According to the Indian Navy, as many as 392 reported incidents of Illegal, unreported and unregulated (IUU) fishing were monitored in 2021 compared to 379 in 2020 in the Indian Ocean. Most of the illegal activity is found in the Northern Indian Ocean Region (IOR).
What is Illegal, unreported and unregulated (IUU) fishing?
Illegal, unreported and unregulated(IUU) fishing is a broad term that captures a wide variety of fishing activity.
Illegal fishing: It is conducted by foreign vessels in waters under the jurisdiction of a State, without the permission of that State, or in contravention of its laws and regulations.
Unreported fishing: Fishing which has not been reported or has been misreported, to the relevant national authority, in contravention of national laws and regulations.
Unregulated fishing: Fishing which is conducted in a manner inconsistent with State responsibilities for the conservation of living marine resources under international law.
Who regulates IUU fishing activities?
As per the United Nations Convention on the Law of the Sea (UNCLOS), coastal nations are responsible for addressing IUU fishing issues within their respective EEZ.

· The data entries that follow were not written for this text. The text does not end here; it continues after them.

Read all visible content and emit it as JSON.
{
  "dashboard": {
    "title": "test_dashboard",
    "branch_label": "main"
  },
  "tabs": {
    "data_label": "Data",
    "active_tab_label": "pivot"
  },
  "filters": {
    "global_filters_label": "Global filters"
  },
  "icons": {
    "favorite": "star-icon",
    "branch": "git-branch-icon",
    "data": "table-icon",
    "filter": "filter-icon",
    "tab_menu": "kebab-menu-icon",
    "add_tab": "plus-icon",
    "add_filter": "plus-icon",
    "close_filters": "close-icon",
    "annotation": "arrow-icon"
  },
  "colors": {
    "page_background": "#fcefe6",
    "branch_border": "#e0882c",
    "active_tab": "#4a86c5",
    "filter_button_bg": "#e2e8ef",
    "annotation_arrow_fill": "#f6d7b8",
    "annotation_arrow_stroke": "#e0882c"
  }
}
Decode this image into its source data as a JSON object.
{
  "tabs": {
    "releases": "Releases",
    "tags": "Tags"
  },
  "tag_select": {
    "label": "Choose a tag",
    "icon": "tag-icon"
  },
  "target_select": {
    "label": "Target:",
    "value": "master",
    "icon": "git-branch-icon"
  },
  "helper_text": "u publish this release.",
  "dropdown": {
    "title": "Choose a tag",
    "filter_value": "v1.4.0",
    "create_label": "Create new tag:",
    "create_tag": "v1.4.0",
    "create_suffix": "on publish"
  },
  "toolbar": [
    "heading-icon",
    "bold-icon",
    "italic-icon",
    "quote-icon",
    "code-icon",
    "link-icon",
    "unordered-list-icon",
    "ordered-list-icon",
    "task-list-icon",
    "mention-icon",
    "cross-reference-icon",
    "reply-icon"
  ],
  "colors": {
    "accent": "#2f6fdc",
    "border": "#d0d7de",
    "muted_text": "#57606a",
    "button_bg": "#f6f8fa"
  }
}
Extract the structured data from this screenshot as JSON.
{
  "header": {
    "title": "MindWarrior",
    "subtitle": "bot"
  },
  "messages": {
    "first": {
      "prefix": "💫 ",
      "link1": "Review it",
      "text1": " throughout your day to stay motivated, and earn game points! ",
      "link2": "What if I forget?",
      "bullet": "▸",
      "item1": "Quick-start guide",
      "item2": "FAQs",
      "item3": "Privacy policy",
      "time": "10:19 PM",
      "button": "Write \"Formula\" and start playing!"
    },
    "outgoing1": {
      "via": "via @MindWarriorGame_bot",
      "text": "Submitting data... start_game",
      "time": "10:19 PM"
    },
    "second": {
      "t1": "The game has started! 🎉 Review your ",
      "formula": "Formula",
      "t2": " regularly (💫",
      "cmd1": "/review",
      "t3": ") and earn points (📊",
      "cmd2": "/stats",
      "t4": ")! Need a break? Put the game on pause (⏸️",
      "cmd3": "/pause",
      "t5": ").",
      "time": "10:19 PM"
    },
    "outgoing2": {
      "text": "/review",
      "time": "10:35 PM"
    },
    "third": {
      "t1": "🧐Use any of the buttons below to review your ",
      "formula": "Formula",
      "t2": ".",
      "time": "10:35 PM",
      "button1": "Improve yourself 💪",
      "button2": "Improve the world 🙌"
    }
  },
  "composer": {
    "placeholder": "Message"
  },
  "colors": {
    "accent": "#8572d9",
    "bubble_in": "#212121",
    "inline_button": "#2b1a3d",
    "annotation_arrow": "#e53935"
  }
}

There are regional fisheries management organizations such as the Indian Ocean Tuna Commission, the Southern Indian Ocean Fisheries Agreement operating under the mandate of UNCLOS as regulatory bodies to monitor IUU fishing on the high seas.
What is the impact of IUU fishing?
IUU fishing depletes fish stocks, destroys marine habitats, puts fishermen at disadvantage and impacts coastal communities, especially in developing countries.
According to the UN Food and Agriculture Organization(FAO), IUU fishing activities are responsible for the loss of 11–26 million tonnes of fish each year, which is estimated to have an economic value of US$10–23 billion.
Joint Quad Monitoring: Quad comprising India, Australia, Japan and U.S. In 2022, the Quad announced a major regional effort under the ambit of Indo-Pacific Maritime Domain Awareness(IPMDA). It aims to provide a more accurate maritime picture of “near-real-time” activities in the region.
All vessel movements on the high seas are monitored by the Indian Navy’s Information Management and Analysis Centre (IMAC) in Gurugram and the Information Fusion Centre-Indian Ocean Region(IFC-IOR) which is co-located with it.
International regulations: There are two main regulations globally on IUU fishing: the Cape Town Agreement and the Agreement on Ports State Measures. So far, India is not a signatory of either agreement.